2016’da LKP Genel Sekreteri seçilen Hanna Garip ve LKP liderleri geçen yılın eylül ayında Ulusal Direniş Cephesi’nin kuruluşunun 37. yılında, Ulusal Direniş Cephesi’nin İsrail işgaline karşı ilk eylemini yaptığı noktadan ikinci eylemi yaptığı noktaya kadar yürüyüş düzenlemiş ve yapılan açıklamada gericilerle işbirliği halindeki emperyalizm destekli siyonizm tehlikesinin, Lübnan ve bölge için büyük tehlike arz etmeye devam ettiği vurgulanmıştı.

2006’daki 33 gün savaşında da, derin ideolojik ayrılıklarına rağmen İsrail’e karşı savaşta Hizbullah’a destek vererek 12 üyesini kayıp veren LKP -ve Arap solu- için savaşın izleri çok taze. Sadece Lübnan’ı değil tüm bölgeyi yıkıma uğratan projeleri ile İsrail işgaline direniş, solun ve komünistlerin ajandasında ilk sıralarda yer alıyor.

Bugün ABD’nin, Suud ve İsrail ile ortaklaşa hazırlamış olduğu “Yüzyılın Anlaşması” isimli sözde barışı getirecek ama LKP’nin de vurguladığı gibi özünde Filistin Davasının tasfiyesini hedef alan anlaşmaya karşı siyasi ve askeri mücadele, partinin işaret ettiği esas mücadele alanlarından biridir.

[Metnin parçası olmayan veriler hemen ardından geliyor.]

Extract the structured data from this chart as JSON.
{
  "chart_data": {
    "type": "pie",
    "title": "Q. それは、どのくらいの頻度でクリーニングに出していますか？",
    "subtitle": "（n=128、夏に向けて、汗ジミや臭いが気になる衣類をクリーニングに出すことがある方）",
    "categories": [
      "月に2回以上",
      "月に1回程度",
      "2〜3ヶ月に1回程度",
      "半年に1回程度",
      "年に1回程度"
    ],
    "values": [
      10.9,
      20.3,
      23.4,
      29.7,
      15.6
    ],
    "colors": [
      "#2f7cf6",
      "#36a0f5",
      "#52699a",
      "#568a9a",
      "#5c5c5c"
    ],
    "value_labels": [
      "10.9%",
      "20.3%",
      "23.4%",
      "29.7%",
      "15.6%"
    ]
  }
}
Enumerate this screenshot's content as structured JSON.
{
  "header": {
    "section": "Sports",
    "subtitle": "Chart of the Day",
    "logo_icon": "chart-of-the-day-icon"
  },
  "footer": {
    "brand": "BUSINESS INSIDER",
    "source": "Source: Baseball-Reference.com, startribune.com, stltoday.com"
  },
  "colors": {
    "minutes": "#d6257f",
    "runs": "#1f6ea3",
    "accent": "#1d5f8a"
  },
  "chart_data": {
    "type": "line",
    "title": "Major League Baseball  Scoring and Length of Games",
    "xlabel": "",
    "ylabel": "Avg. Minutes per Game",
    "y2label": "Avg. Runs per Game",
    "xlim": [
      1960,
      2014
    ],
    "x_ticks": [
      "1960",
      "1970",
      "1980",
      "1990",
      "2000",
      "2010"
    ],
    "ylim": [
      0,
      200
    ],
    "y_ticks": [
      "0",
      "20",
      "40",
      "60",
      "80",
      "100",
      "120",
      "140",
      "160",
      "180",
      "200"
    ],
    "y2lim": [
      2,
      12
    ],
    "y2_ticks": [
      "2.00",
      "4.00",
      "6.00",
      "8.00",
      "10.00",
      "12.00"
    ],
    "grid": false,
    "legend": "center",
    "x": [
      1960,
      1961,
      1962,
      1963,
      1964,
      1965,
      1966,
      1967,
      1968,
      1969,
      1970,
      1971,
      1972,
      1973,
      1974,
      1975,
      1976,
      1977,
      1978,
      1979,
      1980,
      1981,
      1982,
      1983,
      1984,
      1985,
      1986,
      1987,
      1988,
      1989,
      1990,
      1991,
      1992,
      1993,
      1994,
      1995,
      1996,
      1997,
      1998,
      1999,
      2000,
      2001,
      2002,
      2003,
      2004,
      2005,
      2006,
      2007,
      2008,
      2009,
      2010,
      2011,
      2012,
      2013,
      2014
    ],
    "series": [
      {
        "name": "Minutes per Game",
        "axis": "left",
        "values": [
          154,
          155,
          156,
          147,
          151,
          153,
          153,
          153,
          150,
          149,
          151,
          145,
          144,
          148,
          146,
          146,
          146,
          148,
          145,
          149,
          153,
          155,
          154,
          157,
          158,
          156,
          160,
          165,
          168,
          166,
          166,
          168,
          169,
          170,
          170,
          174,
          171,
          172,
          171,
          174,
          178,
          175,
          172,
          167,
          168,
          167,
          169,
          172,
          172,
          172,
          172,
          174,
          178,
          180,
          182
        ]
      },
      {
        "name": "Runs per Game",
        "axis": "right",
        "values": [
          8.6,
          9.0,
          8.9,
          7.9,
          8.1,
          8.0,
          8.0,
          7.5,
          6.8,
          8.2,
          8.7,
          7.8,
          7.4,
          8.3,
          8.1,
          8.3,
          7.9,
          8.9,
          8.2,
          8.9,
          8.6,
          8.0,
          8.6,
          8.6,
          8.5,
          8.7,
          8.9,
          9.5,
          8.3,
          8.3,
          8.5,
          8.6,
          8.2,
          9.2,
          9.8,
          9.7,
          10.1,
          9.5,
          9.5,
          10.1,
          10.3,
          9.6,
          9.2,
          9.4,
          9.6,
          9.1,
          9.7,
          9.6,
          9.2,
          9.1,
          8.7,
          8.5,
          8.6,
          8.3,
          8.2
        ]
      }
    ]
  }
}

2018’in aralık ayında LKP, Filistin Halk Kurtuluş Cephesi ile Beyrut’ta yaptıkları toplantı sonrasında ortak bir sonuç bildirisi yayınlayarak bölgedeki tüm sol, komünist ve ilerici güçlere  ‘’Muhtemel saldırılara ve siyonistlere karşı tüm direniş güçlerine destek vermek amacıyla silah taşımaya hazır olma ve Arap bölgesinde kapsamlı bir mücadele’’ çağrısı yapmıştı.

LKP ve FHKC bu ortak belge aracılığıyla, siyonistleri normalleşme politikaları üzerinden bölgeye entegre etmeyi amaçlayan ‘’Yüzyılın Anlaşmasına’’ ve Ortadoğu’yu farklı kimlikler üzerinden parçalama hedefinde olan projelere karşı; uluslararası solcu, ilerici ve komünist güçlere dayanışma çağrısı yaptı.

LKP ayrıca birkaç aydır Lübnan’da devam eden isyanı ve yolsuzluk karşıtı olarak başlayan gösterileri ‘’halk ayaklanması’’ olarak görüyor ve sokakta yerini alıyor. Ayaklanma süresince yaptığı açıklamaların sonuncusunda LKP, halkın haklı taleplerinden bazılarını şu başlıklar altında topluyor: Mezhepçi rejimin yerine laik sistemin kurulması, yolsuzluk ile mücadele, merkez bankası politikalarının halkın lehine değiştirilmesi, vergi sisteminin değiştirilmesi, Filistinli ve Suriyeli mültecilerin durumu, bağımsızlığı için direnen bir ülkenin kuruluşu…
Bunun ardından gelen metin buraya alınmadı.